Мифы рассказывают нам о том, как веселый бог виноделия Дионис кочевал по островам Эгейского моря. Ему нужно было переплыть с острова Икария на остров Наксос. Юноша пришел в порт и нанял судно тирренских моряков. Бог не распознал в них пиратов. Те же, прельстившись юностью, красотой и великолепным сложением молодого человека, решили отправиться в Азию, чтобы продать его в рабство. Не успел корабль выйти из гавани, как предприимчивые моряки уже надели на Диониса кандалы и стали насмехаться над его доверчивостью. Вдруг, к ужасу негодяев, кандалы сами упали с рук юноши. Из досок палубы, оплетая корпус судна, выросла виноградная лоза. Парус покрылся плющом, весла превратились в змей. На борту корабля появились привидения в виде свирепых зверей, а прекрасный юноша принял облик грозного льва. Охваченные паникой разбойники попрыгали в море и превратились в… дельфинов. Возможно, неизвестные нам обстоятельства помешали богу превратить барахтающихся в воде пиратов в кровожадных акул — ведь именно с этим свирепым хищником ассоциировался образ пирата у торговцев, моряков и жителей прибрежных поселений.
А может быть, у всемогущего бога были другие причины так поступить? Вопрос риторический, но позволяет задуматься — однозначен ли мир морского разбоя?
Во введении мы уже обратили внимание на необычное современному человеку понимание древними пиратства как профессии. Профессия бандита — не странно ли это? «Кто ты? — спрашивал сапожник встречного в порту. — Кем работаешь?» — «Бандитом, разбойником», — следовал ответ. Если перед тобой заурядный головорез — тогда природа его занятий ясна. Но повернется ли язык назвать пиратом важного правительственного чиновника или самого короля, дающего молчаливое согласие послать эскадры на безжалостный разбой.
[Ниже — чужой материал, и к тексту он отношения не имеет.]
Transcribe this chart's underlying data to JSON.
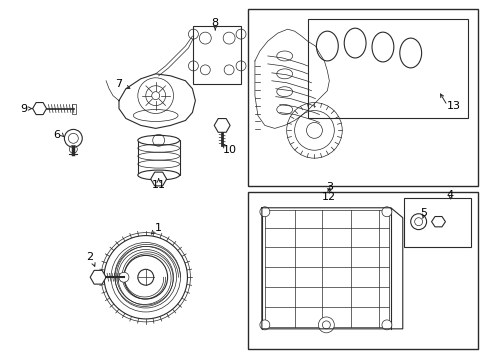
{
  "background_color": "#ffffff",
  "line_color": "#2a2a2a",
  "fig_width": 4.9,
  "fig_height": 3.6,
  "dpi": 100,
  "labels": {
    "1": [
      148,
      218,
      148,
      230
    ],
    "2": [
      96,
      258,
      96,
      270
    ],
    "3": [
      298,
      192,
      298,
      182
    ],
    "4": [
      450,
      192,
      450,
      182
    ],
    "5": [
      430,
      218,
      430,
      210
    ],
    "6": [
      55,
      138,
      65,
      138
    ],
    "7": [
      118,
      88,
      132,
      95
    ],
    "8": [
      210,
      28,
      210,
      38
    ],
    "9": [
      22,
      110,
      35,
      110
    ],
    "10": [
      222,
      155,
      222,
      147
    ],
    "11": [
      155,
      178,
      155,
      170
    ],
    "12": [
      330,
      195,
      330,
      185
    ],
    "13": [
      450,
      110,
      440,
      118
    ]
  }
}
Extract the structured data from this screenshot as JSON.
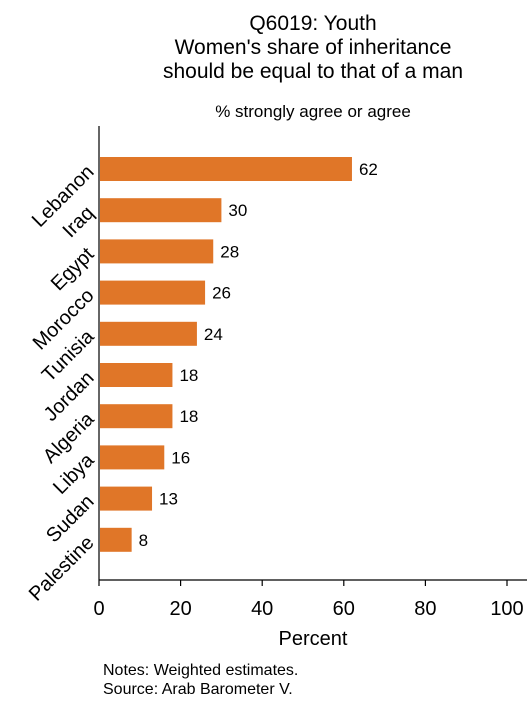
{
  "chart_data": {
    "type": "bar",
    "orientation": "horizontal",
    "title": [
      "Q6019: Youth",
      "Women's share of inheritance",
      "should be equal to that of a man"
    ],
    "subtitle": "% strongly agree or agree",
    "categories": [
      "Lebanon",
      "Iraq",
      "Egypt",
      "Morocco",
      "Tunisia",
      "Jordan",
      "Algeria",
      "Libya",
      "Sudan",
      "Palestine"
    ],
    "values": [
      62,
      30,
      28,
      26,
      24,
      18,
      18,
      16,
      13,
      8
    ],
    "data_labels": [
      "62",
      "30",
      "28",
      "26",
      "24",
      "18",
      "18",
      "16",
      "13",
      "8"
    ],
    "xlabel": "Percent",
    "ylabel": "",
    "xlim": [
      0,
      105
    ],
    "xticks": [
      0,
      20,
      40,
      60,
      80,
      100
    ],
    "grid": false,
    "legend": "none",
    "bar_color": "#e07628"
  },
  "notes": [
    "Notes: Weighted estimates.",
    "Source: Arab Barometer V."
  ]
}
Не иначе как вызовом национальной гордости может быть расценена попытка назвать пиратом героя мусульманского мира
Хайраддина или национального героя Франции Жана Бара. А разве похожи на трепет в ожидании пиратского грабежа те восторженные встречи, которые устраивались возвращавшимся из грабительских походов флибустьерам или донским казакам в городах, где присутствовали все явные «приметы» государственной власти (правитель, или губернатор, армия, судейские чиновники)? Или, не странно ли было наблюдать очевидцам, как в XVI в. на холмах близ Неаполя собирались местные жители (христиане) и при появлении в море кораблей алжирских разбойников (мусульман) радостно махали руками, подбрасывали в воздух шапки и выкрикивали приветствия? Случайность ли, что с пиратом, бандитом, ассоциировался образ независимого человека, осененного неудержимым желанием… помочь бедным и неимущим, или образ борца за веру, праведного защитника мусульман (или христиан), или образ патриота, защищающего от насилия своих соотечественников?
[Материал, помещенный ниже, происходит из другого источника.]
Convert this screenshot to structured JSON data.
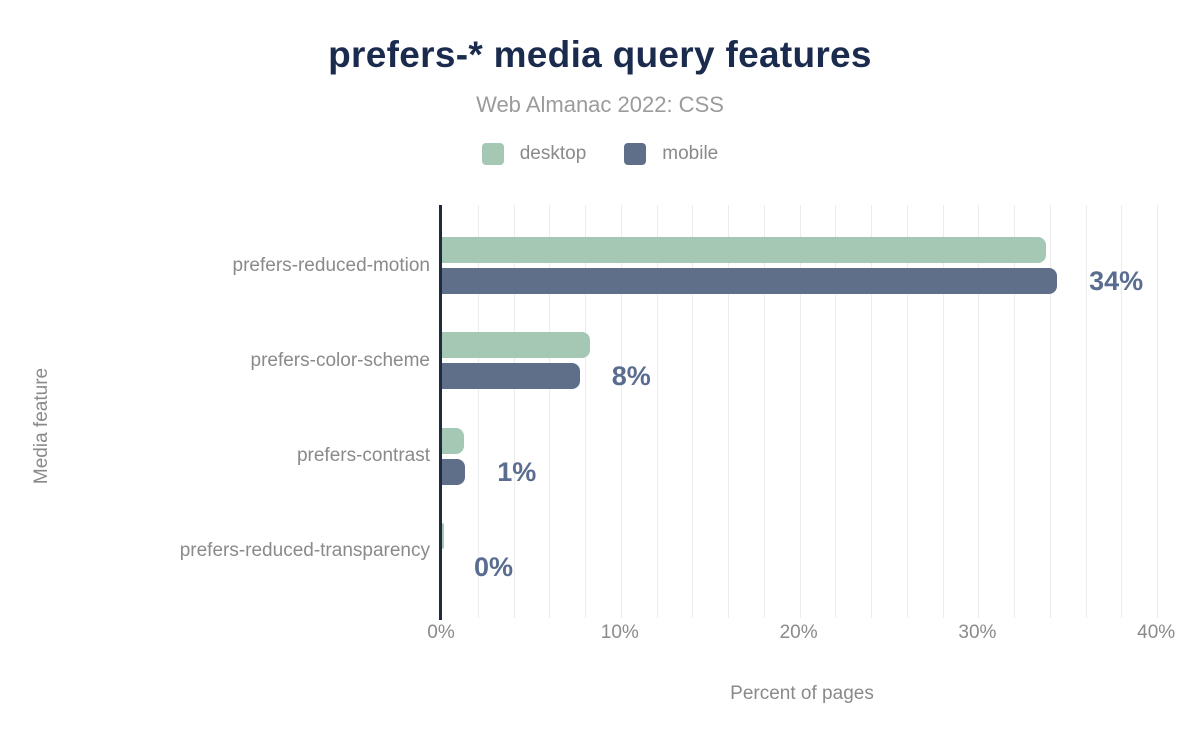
{
  "title": "prefers-* media query features",
  "subtitle": "Web Almanac 2022: CSS",
  "legend": [
    {
      "label": "desktop",
      "color": "#a5c8b5"
    },
    {
      "label": "mobile",
      "color": "#5f6f8a"
    }
  ],
  "chart_data": {
    "type": "bar",
    "orientation": "horizontal",
    "title": "prefers-* media query features",
    "subtitle": "Web Almanac 2022: CSS",
    "categories": [
      "prefers-reduced-motion",
      "prefers-color-scheme",
      "prefers-contrast",
      "prefers-reduced-transparency"
    ],
    "series": [
      {
        "name": "desktop",
        "color": "#a5c8b5",
        "values": [
          33.8,
          8.3,
          1.2,
          0.1
        ]
      },
      {
        "name": "mobile",
        "color": "#5f6f8a",
        "values": [
          34.4,
          7.7,
          1.3,
          0.0
        ]
      }
    ],
    "value_labels": [
      "34%",
      "8%",
      "1%",
      "0%"
    ],
    "xlabel": "Percent of pages",
    "ylabel": "Media feature",
    "x_ticks": [
      "0%",
      "10%",
      "20%",
      "30%",
      "40%"
    ],
    "x_tick_values": [
      0,
      10,
      20,
      30,
      40
    ],
    "xlim": [
      0,
      40.4
    ],
    "gridline_step_percent": 2,
    "grid": "vertical",
    "legend_position": "top"
  },
  "colors": {
    "background": "#ffffff",
    "title": "#1b2b4d",
    "subtitle": "#9b9b9b",
    "label_gray": "#8a8a8a",
    "value_label": "#5a6c8f",
    "axis_line": "#1c2b3d",
    "gridline": "#ececec",
    "desktop_bar": "#a5c8b5",
    "mobile_bar": "#5f6f8a"
  }
}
Непостижимый, запутанный мир переплетенных человеческих судеб и страстей, мир конфликтов и противоположностей, мир жестокости, насилия и гуманизма, мир порабощения и свободы. Возможно ли разом, одним взглядом охватить многие лики того явления, которое обобщенно называют морским разбоем? Прежде всего попытаемся выделить специфические черты морского разбоя, вытекающие из территориального фактора, ведь в различных регионах земного шара этот разбойный промысел проявлялся в разных формах.